With all the bells and whistles offered by even the most simple of DSLRs, comes the burden of knowing how to use one. You will have to learn a few new things to really make your camera work for you. Unlike a point-and-shoot, which is pretty self-explanatory, DSLRs require some knowledge, practice and patience. I have been shooting on my current DSLR body for over 2 years and I am just now starting to really get a feel for how it works. Most basic DLSRs now, like the Canon Rebel Ti series and the Nikon D3xxx series are being made to cater to the common consumer (versus the professional photographer) and are more user-friendly for a beginner who doesn't know much about photography. 

DSLRs can also be expensive.
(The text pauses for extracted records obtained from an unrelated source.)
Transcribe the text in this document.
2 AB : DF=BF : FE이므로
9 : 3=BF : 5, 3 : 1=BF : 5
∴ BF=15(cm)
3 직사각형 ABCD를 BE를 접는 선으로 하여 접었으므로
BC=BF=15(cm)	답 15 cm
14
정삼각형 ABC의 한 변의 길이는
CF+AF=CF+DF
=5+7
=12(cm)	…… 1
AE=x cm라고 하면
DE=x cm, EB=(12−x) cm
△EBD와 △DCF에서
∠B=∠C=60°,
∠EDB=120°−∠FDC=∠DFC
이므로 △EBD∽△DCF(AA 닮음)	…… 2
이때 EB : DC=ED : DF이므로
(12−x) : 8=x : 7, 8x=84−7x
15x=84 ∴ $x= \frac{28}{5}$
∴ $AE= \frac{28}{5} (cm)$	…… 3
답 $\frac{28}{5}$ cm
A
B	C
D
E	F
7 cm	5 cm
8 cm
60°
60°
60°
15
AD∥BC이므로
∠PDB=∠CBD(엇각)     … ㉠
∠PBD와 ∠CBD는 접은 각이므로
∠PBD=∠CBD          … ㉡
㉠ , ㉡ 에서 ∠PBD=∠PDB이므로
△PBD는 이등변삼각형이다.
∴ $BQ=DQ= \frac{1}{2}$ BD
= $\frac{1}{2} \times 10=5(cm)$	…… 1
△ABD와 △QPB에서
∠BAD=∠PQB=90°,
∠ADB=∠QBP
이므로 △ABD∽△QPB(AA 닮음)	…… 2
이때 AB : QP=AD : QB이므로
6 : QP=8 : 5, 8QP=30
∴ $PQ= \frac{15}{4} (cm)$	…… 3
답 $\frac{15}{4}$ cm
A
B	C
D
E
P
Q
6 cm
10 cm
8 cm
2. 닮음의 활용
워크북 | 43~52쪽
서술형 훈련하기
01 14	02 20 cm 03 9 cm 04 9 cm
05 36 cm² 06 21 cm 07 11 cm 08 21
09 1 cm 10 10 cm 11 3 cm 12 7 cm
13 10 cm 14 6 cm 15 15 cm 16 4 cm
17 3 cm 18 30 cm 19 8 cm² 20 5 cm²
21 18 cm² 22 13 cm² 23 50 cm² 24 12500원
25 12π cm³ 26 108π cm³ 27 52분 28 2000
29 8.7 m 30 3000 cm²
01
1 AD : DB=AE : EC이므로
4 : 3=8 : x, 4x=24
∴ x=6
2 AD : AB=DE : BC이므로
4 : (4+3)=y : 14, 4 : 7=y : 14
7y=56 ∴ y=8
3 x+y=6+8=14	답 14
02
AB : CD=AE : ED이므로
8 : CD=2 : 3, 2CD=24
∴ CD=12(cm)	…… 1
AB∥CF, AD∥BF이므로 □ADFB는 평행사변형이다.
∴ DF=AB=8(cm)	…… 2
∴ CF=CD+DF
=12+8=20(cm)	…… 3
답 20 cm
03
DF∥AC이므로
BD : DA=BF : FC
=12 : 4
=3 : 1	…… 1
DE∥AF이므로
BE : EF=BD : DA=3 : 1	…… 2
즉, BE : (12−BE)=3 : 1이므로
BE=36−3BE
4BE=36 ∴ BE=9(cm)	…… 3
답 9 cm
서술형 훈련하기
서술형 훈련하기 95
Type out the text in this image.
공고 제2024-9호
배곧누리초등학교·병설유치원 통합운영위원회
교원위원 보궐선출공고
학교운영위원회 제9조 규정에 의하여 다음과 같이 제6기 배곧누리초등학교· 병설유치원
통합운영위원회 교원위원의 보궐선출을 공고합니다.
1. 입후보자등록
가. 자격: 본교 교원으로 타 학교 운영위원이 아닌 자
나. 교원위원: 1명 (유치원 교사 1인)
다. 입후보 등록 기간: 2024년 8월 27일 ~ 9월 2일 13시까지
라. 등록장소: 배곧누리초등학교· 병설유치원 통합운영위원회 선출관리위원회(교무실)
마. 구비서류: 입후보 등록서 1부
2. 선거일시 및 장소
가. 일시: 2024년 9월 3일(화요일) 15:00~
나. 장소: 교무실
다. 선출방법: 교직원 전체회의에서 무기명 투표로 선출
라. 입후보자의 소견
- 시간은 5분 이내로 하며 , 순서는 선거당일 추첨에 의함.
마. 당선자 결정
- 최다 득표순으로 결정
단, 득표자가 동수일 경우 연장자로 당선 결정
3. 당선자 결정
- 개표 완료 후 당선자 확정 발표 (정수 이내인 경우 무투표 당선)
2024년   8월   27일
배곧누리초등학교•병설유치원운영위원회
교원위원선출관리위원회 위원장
Sure, you can pick up a kit (body + two zoom lenses usually) for $500-$900  at your local box store, but with more parts, there is more maintenance to be done and eventually some parts to replace. You may also want to invest in one or two REALLY good lenses down the road, and those can start as low as $300 and cost up to $900 before you get into the professional grade equipment (but again, another discussion for another day). So by committing to a DSLR you need to know that you either need to learn how to clean it (or find a local camera shop that can do it for you), and that there may be more costs associated with it as the years go by. If you buy from a big box store, I HIGHLY recommend getting their insurance/replacement plan, as I have seen the prices for some DSLR repairs and they are not always cheap!

Finally, DSLRs are much bulkier and heavier than you might think. If you want to take your camera anywhere, you need (or at least ought to!) protect it with a proper bag or padded case, and when you combine even the smallest of DSLRs with a padded bag you'd be surprised how big (and how heavy) it can be, especially if you are lugging it around all day. However, you eventually get used to the added weight and bulk and there are some cool accessories, like the Joby sling strap, that make toting your camera around a lot easier!

My first decent DSLR shot. I have about 35 pictures of these roses, this is the only one that came out close to how I wanted it to.

In Conclusion...
So, what can you take from this? Some knowledge. Some things to think about. Think about what you are willing to invest; not just monetarily, but in time and knowledge. If you have the money to invest, great. Begin to consider, however, the following: 
Will you have the time to learn how to use a DSLR? Or would you rather be able to take your camera right out of it's box and start shooting? 
Do you have money down the road to cover damages to a DSLR? Or would it be cheaper (and easier) to replace a Point and Shoot? 
Do you want to lug a heavy DSLR and bag all over or would you rather have a point-and-shoot that you can stick in your pocket that weighs about as much as your iPhone?

No matter what you decide, go out and take pictures. Often. Especially because your kids will change and grow faster than you can imagine. And you definitely want to capture that!

Finally, an image I truly love. A shot of my daughter making faces at home for me one day. Two years and a lot of practice later, this is a good shot.